Leonel Brizola era um personagem de si mesmo, e essa rápida abordagem com o intuito de iniciar uma entrevista foi emblemática nesse sentido. Ao virar-se para falar comigo, o então governador que vivia suas últimas horas no poder mostrou a razão de ter passado de azarão nas eleições de 1982 para o grande vencedor à corrida ao Palácio Laranjeiras. Os olhos cravados nos meus, a personalidade muito maior do que sua estatura física davam razão àquela verdadeira multidão reunida em um Ciep na zona norte carioca. Antes de ser um político contestado e contestatório, antes de ser um legítimo representante da velha-guarda do trabalhismo, Brizola era carismático. Muito. E messiânico, completariam alguns, referendados pelas manifestações quase de transe que ele provocava em seus eleitores. Naquele mesmo Ciep, pouco antes de minha abordagem, ele havia visto um homem de seus quarenta e poucos anos se jogar a seus pés e, chorando, pedir-lhe que não deixasse o governo.

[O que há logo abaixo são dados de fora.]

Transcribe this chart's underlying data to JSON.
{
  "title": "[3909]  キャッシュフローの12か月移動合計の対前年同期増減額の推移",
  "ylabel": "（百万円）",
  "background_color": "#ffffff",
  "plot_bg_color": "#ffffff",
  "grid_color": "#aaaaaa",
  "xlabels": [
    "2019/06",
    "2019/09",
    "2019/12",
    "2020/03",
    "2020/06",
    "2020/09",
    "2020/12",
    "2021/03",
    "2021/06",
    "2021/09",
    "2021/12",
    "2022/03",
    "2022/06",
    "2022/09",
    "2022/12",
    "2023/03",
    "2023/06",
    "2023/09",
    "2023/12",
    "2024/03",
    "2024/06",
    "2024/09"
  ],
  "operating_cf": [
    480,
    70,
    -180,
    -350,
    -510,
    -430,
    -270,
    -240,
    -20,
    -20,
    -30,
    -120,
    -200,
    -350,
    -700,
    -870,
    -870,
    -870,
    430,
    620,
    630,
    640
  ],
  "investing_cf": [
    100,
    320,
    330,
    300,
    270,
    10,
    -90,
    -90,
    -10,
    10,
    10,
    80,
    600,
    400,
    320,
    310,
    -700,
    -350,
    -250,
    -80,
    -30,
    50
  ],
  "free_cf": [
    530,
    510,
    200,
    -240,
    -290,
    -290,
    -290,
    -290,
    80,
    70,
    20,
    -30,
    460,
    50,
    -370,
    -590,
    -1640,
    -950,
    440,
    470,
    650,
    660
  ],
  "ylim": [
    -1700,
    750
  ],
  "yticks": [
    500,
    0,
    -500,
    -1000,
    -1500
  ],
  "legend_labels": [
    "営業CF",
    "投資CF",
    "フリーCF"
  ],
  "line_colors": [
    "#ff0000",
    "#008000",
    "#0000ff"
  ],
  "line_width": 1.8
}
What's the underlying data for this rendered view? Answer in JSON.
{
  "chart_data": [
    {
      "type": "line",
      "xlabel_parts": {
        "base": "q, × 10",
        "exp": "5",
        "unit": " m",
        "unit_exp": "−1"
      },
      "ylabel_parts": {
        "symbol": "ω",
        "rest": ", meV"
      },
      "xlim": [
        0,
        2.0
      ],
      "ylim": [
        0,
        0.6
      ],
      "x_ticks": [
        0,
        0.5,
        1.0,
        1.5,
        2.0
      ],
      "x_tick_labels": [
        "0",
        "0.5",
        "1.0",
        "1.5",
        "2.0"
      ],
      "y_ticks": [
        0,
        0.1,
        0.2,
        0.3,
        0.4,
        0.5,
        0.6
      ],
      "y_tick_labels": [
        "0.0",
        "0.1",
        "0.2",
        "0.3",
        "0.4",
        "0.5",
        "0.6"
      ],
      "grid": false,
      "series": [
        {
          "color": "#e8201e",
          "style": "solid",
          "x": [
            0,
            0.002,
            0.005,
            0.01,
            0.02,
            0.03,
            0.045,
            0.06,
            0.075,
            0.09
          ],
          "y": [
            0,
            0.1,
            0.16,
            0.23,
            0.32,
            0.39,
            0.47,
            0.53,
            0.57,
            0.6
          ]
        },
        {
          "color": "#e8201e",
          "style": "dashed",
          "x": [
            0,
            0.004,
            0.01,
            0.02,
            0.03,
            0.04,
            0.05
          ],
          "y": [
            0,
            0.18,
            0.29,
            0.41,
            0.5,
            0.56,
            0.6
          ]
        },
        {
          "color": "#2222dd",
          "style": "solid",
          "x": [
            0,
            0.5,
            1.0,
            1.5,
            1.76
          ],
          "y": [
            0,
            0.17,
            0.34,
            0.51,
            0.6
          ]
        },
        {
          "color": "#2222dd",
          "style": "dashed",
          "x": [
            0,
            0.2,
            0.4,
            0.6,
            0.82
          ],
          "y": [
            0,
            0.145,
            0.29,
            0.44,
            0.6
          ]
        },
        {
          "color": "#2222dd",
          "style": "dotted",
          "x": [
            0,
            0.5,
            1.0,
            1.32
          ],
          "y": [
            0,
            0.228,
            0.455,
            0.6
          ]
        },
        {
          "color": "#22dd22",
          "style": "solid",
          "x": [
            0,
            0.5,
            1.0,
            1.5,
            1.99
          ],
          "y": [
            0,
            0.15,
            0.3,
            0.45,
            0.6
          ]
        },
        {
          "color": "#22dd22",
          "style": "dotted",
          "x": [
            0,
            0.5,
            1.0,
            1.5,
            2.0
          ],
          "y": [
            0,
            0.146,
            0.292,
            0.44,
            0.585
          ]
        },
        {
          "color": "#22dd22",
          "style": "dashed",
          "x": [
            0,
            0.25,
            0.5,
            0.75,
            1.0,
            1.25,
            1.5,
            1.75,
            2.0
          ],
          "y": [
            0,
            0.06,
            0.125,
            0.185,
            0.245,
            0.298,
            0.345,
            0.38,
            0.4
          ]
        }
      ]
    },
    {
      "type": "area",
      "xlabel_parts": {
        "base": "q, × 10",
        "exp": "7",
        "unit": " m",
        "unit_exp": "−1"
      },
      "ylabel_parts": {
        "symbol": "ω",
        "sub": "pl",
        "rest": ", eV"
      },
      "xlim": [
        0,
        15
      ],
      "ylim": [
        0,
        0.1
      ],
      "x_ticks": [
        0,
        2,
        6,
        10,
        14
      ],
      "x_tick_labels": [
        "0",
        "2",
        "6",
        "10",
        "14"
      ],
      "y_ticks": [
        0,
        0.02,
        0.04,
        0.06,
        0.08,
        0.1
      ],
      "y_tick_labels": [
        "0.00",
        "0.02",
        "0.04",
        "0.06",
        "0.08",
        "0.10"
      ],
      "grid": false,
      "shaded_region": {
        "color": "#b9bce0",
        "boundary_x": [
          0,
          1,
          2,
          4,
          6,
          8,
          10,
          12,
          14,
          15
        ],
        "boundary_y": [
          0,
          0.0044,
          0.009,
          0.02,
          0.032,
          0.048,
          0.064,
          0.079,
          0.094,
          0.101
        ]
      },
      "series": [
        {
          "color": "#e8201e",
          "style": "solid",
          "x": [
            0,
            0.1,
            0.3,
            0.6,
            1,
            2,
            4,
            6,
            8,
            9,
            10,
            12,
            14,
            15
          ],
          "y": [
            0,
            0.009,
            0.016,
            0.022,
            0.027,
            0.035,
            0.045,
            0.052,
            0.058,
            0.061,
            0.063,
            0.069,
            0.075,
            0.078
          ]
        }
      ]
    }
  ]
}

– O que é isso, o que é isso? Levanta-te! Tu és homem ou não? Levanta-te, que homem não chora! – foi a resposta de Brizola a seu eleitor desarvorado, ao mesmo tempo que o segurava pelos braços e o obrigava a ficar de pé. E levando um beijo no rosto logo em seguida.

É verdade que, com o passar dos anos, seu discurso ganhou um tom anacrônico que só fez se acentuar cada vez mais até o seu crepúsculo político, mas naquela época Brizola era, por assim dizer, cult. E estava afiadíssimo. Tanto que, no final daquele dia, ele foi dar uma entrevista na Rádio JB a Villas- Boas Correa, um dos melhores repórteres políticos de qualquer geração do jornalismo brasileiro.

Exercitando todas as elipses a que tinha direito, Brizola respondeu o que quis, dizendo o que lhe interessava e não o que lhe era perguntado, deixando o bom Villas um tanto atordoado. Ele voltou ao governo anos mais tarde, nos encontramos profissionalmente outras vezes, mas aquele dia foi marcante. O homem era uma fera. E um bom leão, mesmo velho, nunca perde os dentes. (M. R.)